I have German guncamera footage of Fw190s and Bf 109s dealing with RAF fighters Tempests/Typhoon fitted with those aluminium rails under the wings for installing rockets...they seemed easy victims as well and exploded in huge fireballs.
None of the Allied planes deployed in the ground attack mode destroyed as many enemy tanks as the Stukas did; reading Niklas Zetterling´s works on the matter can be of great help to understand how overrated the P-47s, Typhoon and Tempests are when referring to anti-tank missions.
Huge delays caused to German armored units marching to the front were the main effects ever attained by those allied planes trying to hit German columns.
On another approach -off topic-, having read and studied a good deal on the Normandy campaign, Opeation Cobra being the issue here, helped me training my views Germany could have fared a far more wiser and more efficient aerial war against the 8th and 15th AFs.
The fact a formation of more than 300 B-17s was sent on combat mission to an area clearly identified and detected where enemy elements were blocking the allied advance (St.
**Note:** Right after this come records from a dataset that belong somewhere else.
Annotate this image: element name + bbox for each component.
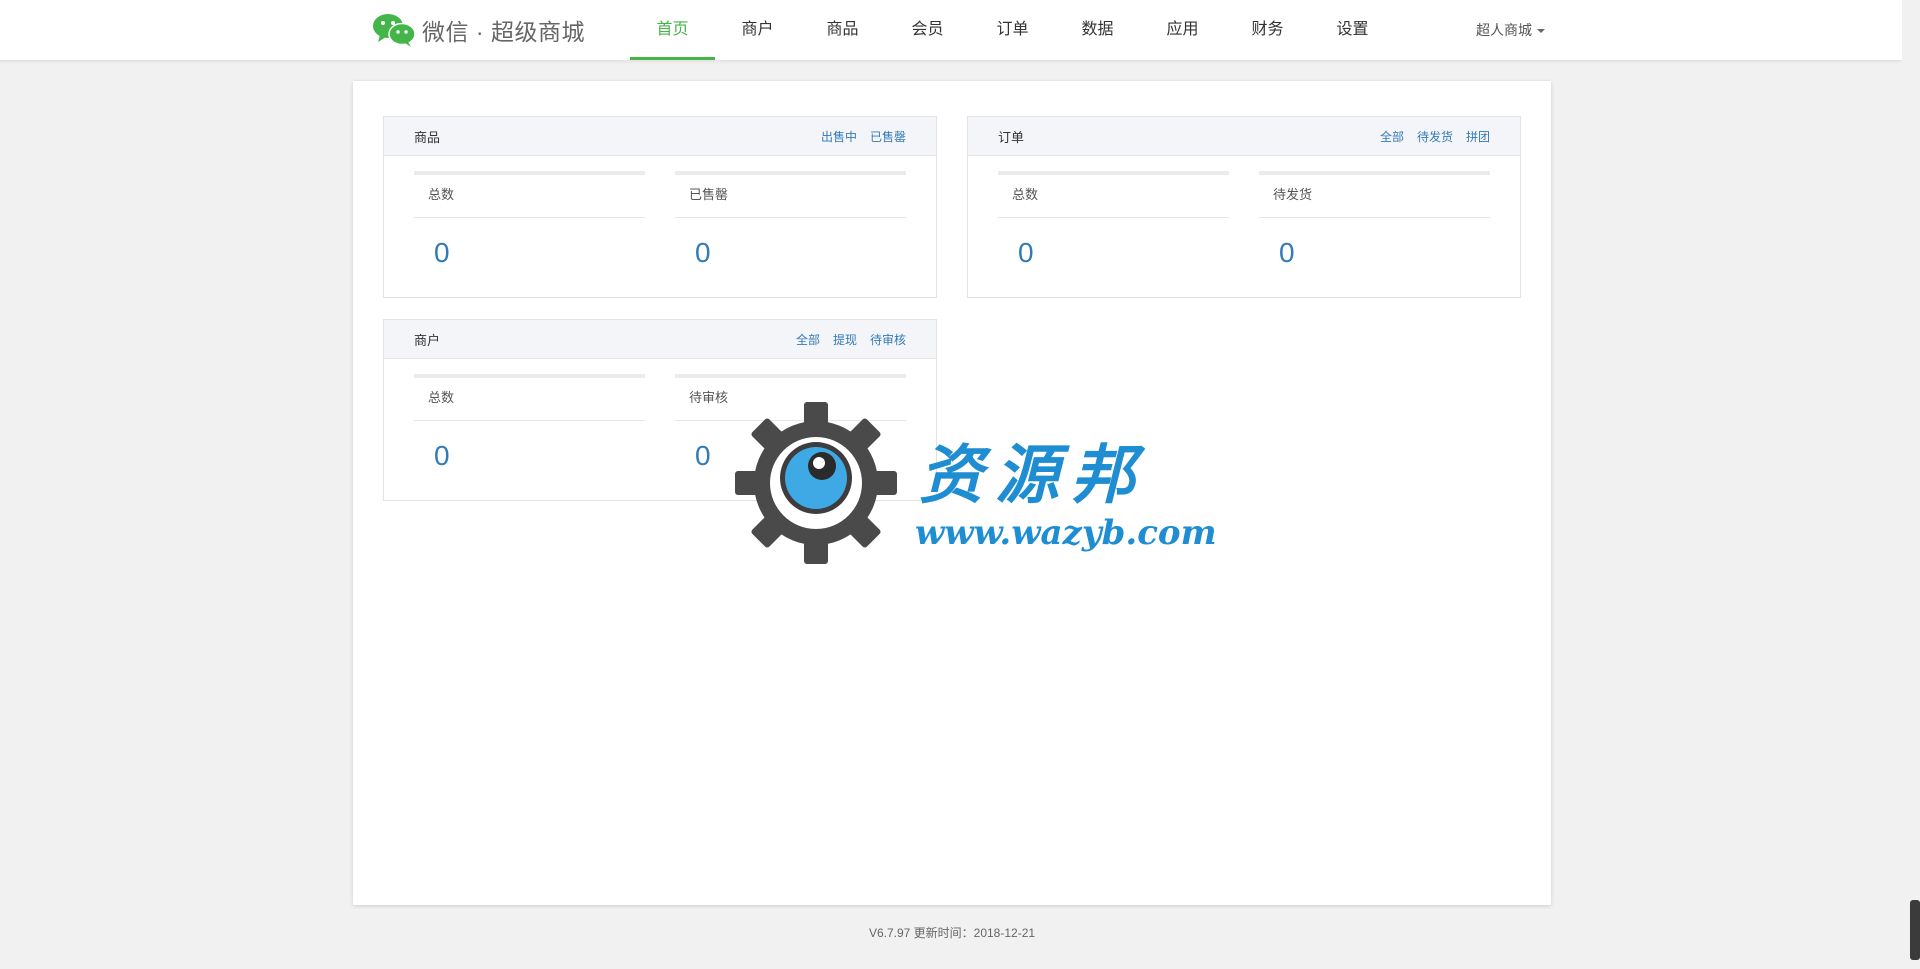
nav-item-settings[interactable]: 设置 [1310,0,1395,60]
stat-total: 总数 0 [414,374,645,491]
stat-value: 0 [695,237,711,268]
nav-item-apps[interactable]: 应用 [1140,0,1225,60]
brand-title: 微信 · 超级商城 [422,19,585,45]
stat-label: 总数 [998,175,1229,218]
stats-row: 总数 0 待发货 0 [968,156,1520,288]
nav-item-merchants[interactable]: 商户 [715,0,800,60]
card-links: 出售中 已售罄 [821,128,906,145]
nav-item-members[interactable]: 会员 [885,0,970,60]
stat-value: 0 [434,440,450,471]
nav-item-home[interactable]: 首页 [630,0,715,60]
orders-card: 订单 全部 待发货 拼团 总数 0 待发货 0 [967,116,1521,298]
footer-version: V6.7.97 更新时间：2018-12-21 [868,926,1036,940]
nav-item-data[interactable]: 数据 [1055,0,1140,60]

Lo sector), flying in skies that to a great extent were secure, meaning their side enjoyed nearly complete air superiority, and they could not find the mark, and when they finally did, other than severe disruption and negative impact on morale the Panzer Lehr was not put out of action speaks of the great inaccuracy in USAAF bombing methods.
(Even when fighting in the horror of Stalingrad, where positions held by soviet soldiers in many cases were no more than 50 meters away from German infantry units, when the Stukas were called and vectored to hit the target, there is no single report indicating the Stukas ever hit their own men, flying in a far more complicated battle environment; yup, given the distances and dimensions of that urban fight German troops too had to duck when the Stukas dived, but i have not come across one single report indicating Stuka bombs ever hit Wehrmacht elements even within a bloody city).
Instead of devoting the bulk of the Luftwaffe to Reichsverteidigung, a considerably larger number of German fighters could have been alloted to effectively support German ground forces in the west.
Fighting with almost zero air-support the German soldiers proved their excellence and preparedness on the battlefield. Think of a scenario where they can enjoy aerial cover.